Dabei macht schon der Klappentext auf dermaßen dicke Hose, dass einem eigentlich bewusst sein müsste, dass das nichts werden kann. Denn so präsentiert sich das Spiel laut Phantom 8 Studio:

„Past Cure ist ein düsterer Psychothriller, der die Grenzen zwischen Traum und Wirklichkeit verschwimmen lässt. Das Spiel bietet ein intensives, filmreifes und storybasiertes Erlebnis, das Stealth und Kampf-Action perfekt miteinander vereint. […]“

Wir spielen dabei einen ehemaligen Elitesoldat namens Ian, der ein Opfer von militärischen Experimenten geworden ist. Diese Experiment haben dazu geführt, dass er übersinnliche Fähigkeiten entwickelt hat. Er kann so unter anderem die Zeit verlangsamen oder hat telekinetische Fähigkeiten. Allerdings haben diese neuen Fähigkeiten auch zu Wahnvorstellungen und Alpträumen geführt, was Ian nicht einfach so akzeptieren möchte. Er macht sich daher auf die Jagd nach den Leuten die ihm das angetan haben und will auch den Hintergründen auf die Spur kommen. Um zu überwinden, was sich ihm entgegenstellt muss er seine Fähigkeiten zu seinem Vorteil einsetzen, doch jeder Einsatz erhöht auch die Möglichkeit sich in den Alpträumen und Wahnvorstellungen für immer zu verlieren…

Dabei wartet das Spiel zwar mit einigen interessante Mechaniken auf, die man aber alle schon besser in anderen Spielen gesehen hat. Denn auch noch so gut man eine Mechanik klaut und versucht die Präsentation hochkarätig zu gestalten, macht man dennoch aus einem Polo keinen Ferrari, egal ob man ihn im markanten Rot anpinselt und das VW-Logo durch ein Ferrari-ähnliches Logo austauscht: Es bleibt dennoch ein Polo. Das ist auch im Grunde das Hauptproblem mit „Past Cure“: Es bedient sich fleißig bei der Konkurrenz, macht auch nichts davon richtig schlecht, aber leider auch nicht richtig gut. Das Anhalten der Zeit ist an sich nett, aber kein Vergleich zu „Quantum Break“, wo die komplette Umgebung eingefroren war, Regen langsamer viel und wir wirklich das Gefühl hatten die komplette Kontrolle über die Welt zu haben. Hier ist es lediglich ein Slow-Motion-Effekt à la Bullettime ohne wirklichen Impact. Das Gefühl fehlt dabei komplett und ich wünschte mir schon nach ein paar Minuten, dass ich ein anderes Spiel spielen würde. Und erst die Telekinese, ach die Telekinese. Damit hätte man so viel Schönes anfangen können, aber man beschränkt diese Mechanik im Grunde zum Umlegen von unerreichbaren Schaltern, was an Verschwendung gleicht.

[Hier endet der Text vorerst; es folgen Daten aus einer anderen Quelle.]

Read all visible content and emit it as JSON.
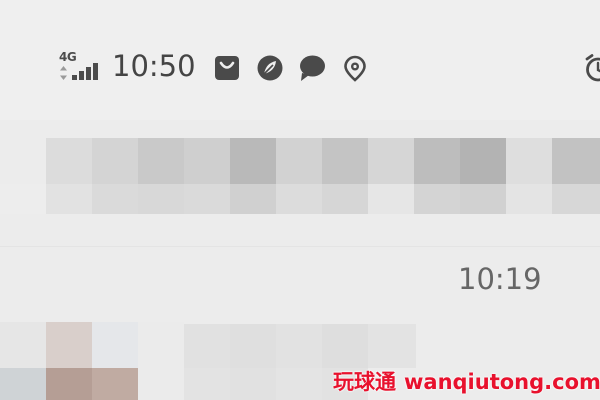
{
  "status_bar": {
    "network_type": "4G",
    "signal_bars": 4,
    "time": "10:50",
    "notification_icons": [
      "shopping-bag-icon",
      "leaf-icon",
      "chat-bubble-icon",
      "location-pin-icon"
    ],
    "alarm_icon": "alarm-clock-icon"
  },
  "message_list": {
    "item_timestamp": "10:19"
  },
  "watermark": {
    "chinese": "玩球通",
    "latin": "wanqiutong.com",
    "color": "#e8112d"
  }
}
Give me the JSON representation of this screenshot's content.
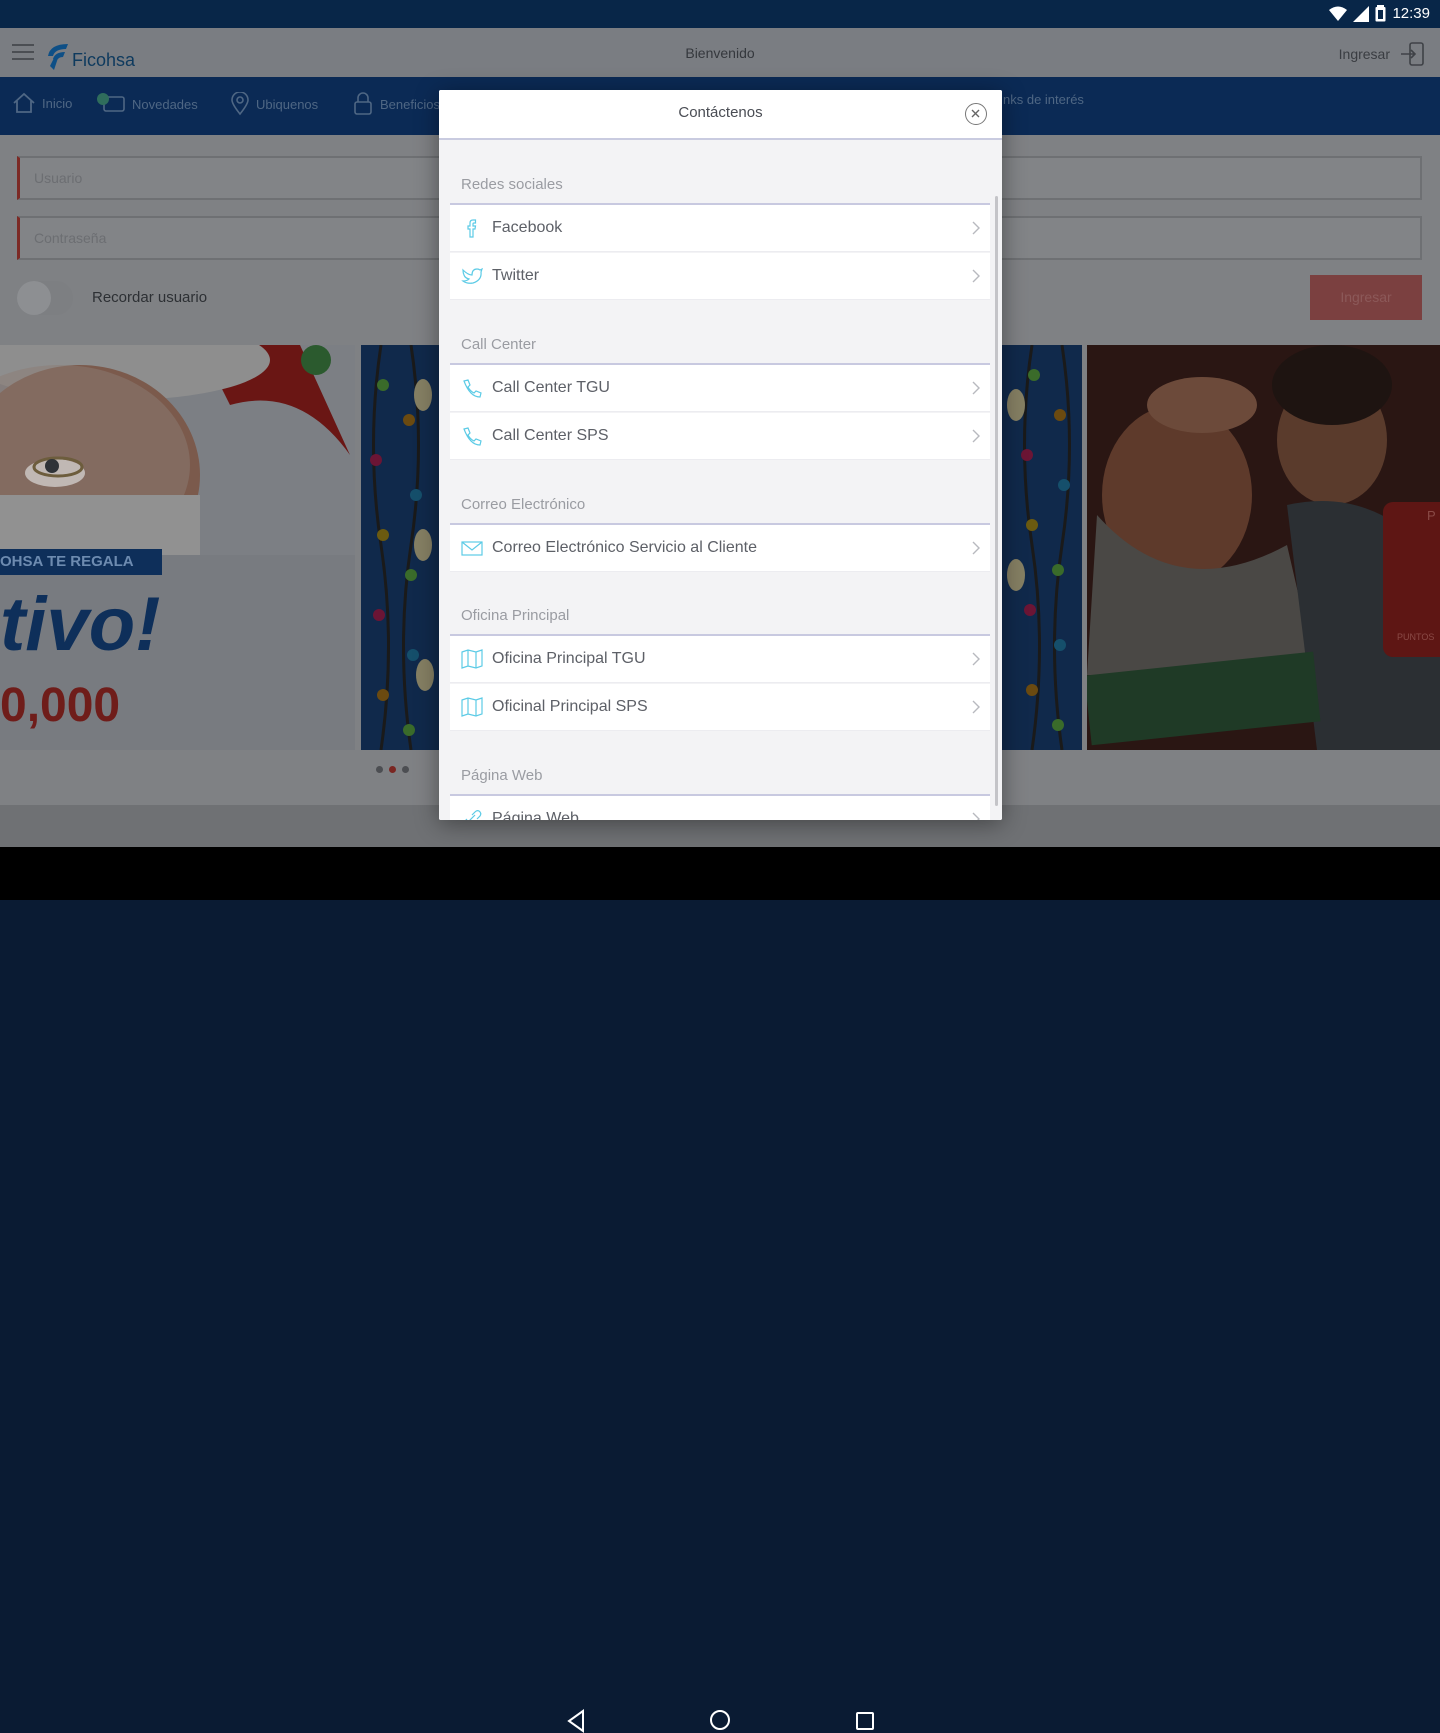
{
  "status_bar": {
    "time": "12:39"
  },
  "header": {
    "brand": "Ficohsa",
    "welcome": "Bienvenido",
    "login_link": "Ingresar"
  },
  "nav": {
    "items": [
      {
        "label": "Inicio",
        "icon": "home-icon"
      },
      {
        "label": "Novedades",
        "icon": "chat-icon"
      },
      {
        "label": "Ubiquenos",
        "icon": "location-pin-icon"
      },
      {
        "label": "Beneficios",
        "icon": "lock-icon"
      },
      {
        "label": "nks de interés",
        "icon": ""
      }
    ]
  },
  "login": {
    "username_placeholder": "Usuario",
    "password_placeholder": "Contraseña",
    "remember_label": "Recordar usuario",
    "submit_label": "Ingresar"
  },
  "banners": {
    "santa_tag": "OHSA TE REGALA",
    "santa_headline": "tivo!",
    "santa_amount": "0,000",
    "couple_badge_top": "P",
    "couple_badge_bottom": "PUNTOS"
  },
  "modal": {
    "title": "Contáctenos",
    "sections": [
      {
        "title": "Redes sociales",
        "items": [
          {
            "label": "Facebook",
            "icon": "facebook-icon"
          },
          {
            "label": "Twitter",
            "icon": "twitter-icon"
          }
        ]
      },
      {
        "title": "Call Center",
        "items": [
          {
            "label": "Call Center TGU",
            "icon": "phone-icon"
          },
          {
            "label": "Call Center SPS",
            "icon": "phone-icon"
          }
        ]
      },
      {
        "title": "Correo Electrónico",
        "items": [
          {
            "label": "Correo Electrónico Servicio al Cliente",
            "icon": "mail-icon"
          }
        ]
      },
      {
        "title": "Oficina Principal",
        "items": [
          {
            "label": "Oficina Principal TGU",
            "icon": "map-icon"
          },
          {
            "label": "Oficinal Principal SPS",
            "icon": "map-icon"
          }
        ]
      },
      {
        "title": "Página Web",
        "items": [
          {
            "label": "Página Web",
            "icon": "link-icon"
          }
        ]
      }
    ]
  },
  "colors": {
    "brand_navy": "#0b2a55",
    "status_bar": "#082648",
    "accent_cyan": "#5ccbe6",
    "alert_red": "#c7302a",
    "divider_lavender": "#c8c9e0"
  }
}
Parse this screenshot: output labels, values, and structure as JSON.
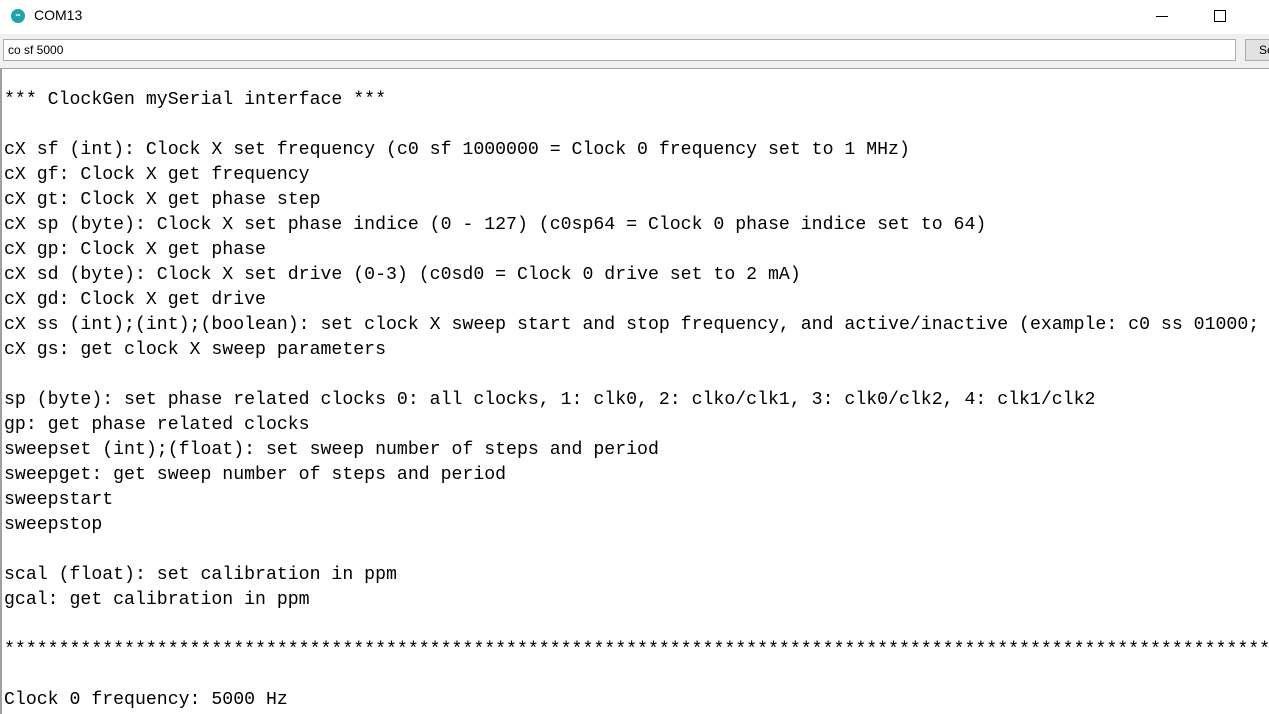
{
  "window": {
    "title": "COM13",
    "icon": "arduino-icon"
  },
  "input": {
    "value": "co sf 5000",
    "send_label": "Send"
  },
  "output": {
    "lines": [
      "",
      "*** ClockGen mySerial interface ***",
      "",
      "cX sf (int): Clock X set frequency (c0 sf 1000000 = Clock 0 frequency set to 1 MHz)",
      "cX gf: Clock X get frequency",
      "cX gt: Clock X get phase step",
      "cX sp (byte): Clock X set phase indice (0 - 127) (c0sp64 = Clock 0 phase indice set to 64)",
      "cX gp: Clock X get phase",
      "cX sd (byte): Clock X set drive (0-3) (c0sd0 = Clock 0 drive set to 2 mA)",
      "cX gd: Clock X get drive",
      "cX ss (int);(int);(boolean): set clock X sweep start and stop frequency, and active/inactive (example: c0 ss 01000;",
      "cX gs: get clock X sweep parameters",
      "",
      "sp (byte): set phase related clocks 0: all clocks, 1: clk0, 2: clko/clk1, 3: clk0/clk2, 4: clk1/clk2",
      "gp: get phase related clocks",
      "sweepset (int);(float): set sweep number of steps and period",
      "sweepget: get sweep number of steps and period",
      "sweepstart",
      "sweepstop",
      "",
      "scal (float): set calibration in ppm",
      "gcal: get calibration in ppm",
      "",
      "************************************************************************************************************************",
      "",
      "Clock 0 frequency: 5000 Hz"
    ]
  }
}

Auch mit das Problem, dass die Wahnvorstellungen durch übermäßigen Gebrauch der Fähigkeiten zunehmen klingt in der Theorie super und ich habe mir dabei vor meinem geistigen Auge ausgemalt, dass die Realität von Alptraumhaften Einblendungen oder ähnlichem, wie zum Beispiel bei „Hellblade: Senua’s Sacrifice“ blendend eingesetzt, verzerrt wird, was allerdings nicht der Fall ist. Wir haben zwar einen so genannten „Insanity-Meter“, der sich mit dem Einsatz der Fähigkeiten auch leert, aber die einzige Konsequenz ist, dass wir die Fähigkeiten dann nicht mehr benutzen können, bis er wieder aufgeladen ist. Und das Aufladen funktioniert von auch selbst durch eine kurze Wartezeit, was die ganze Mechanik und die blumige Umschreibung der Konsequenzen für Ian eigentlich ad absurdum führt, wenn wir nur eine halbe Minute warten müssen, bis wir auf wundersame Weise wieder „Sane“ genug sind, um die Fähigkeiten einzusetzen.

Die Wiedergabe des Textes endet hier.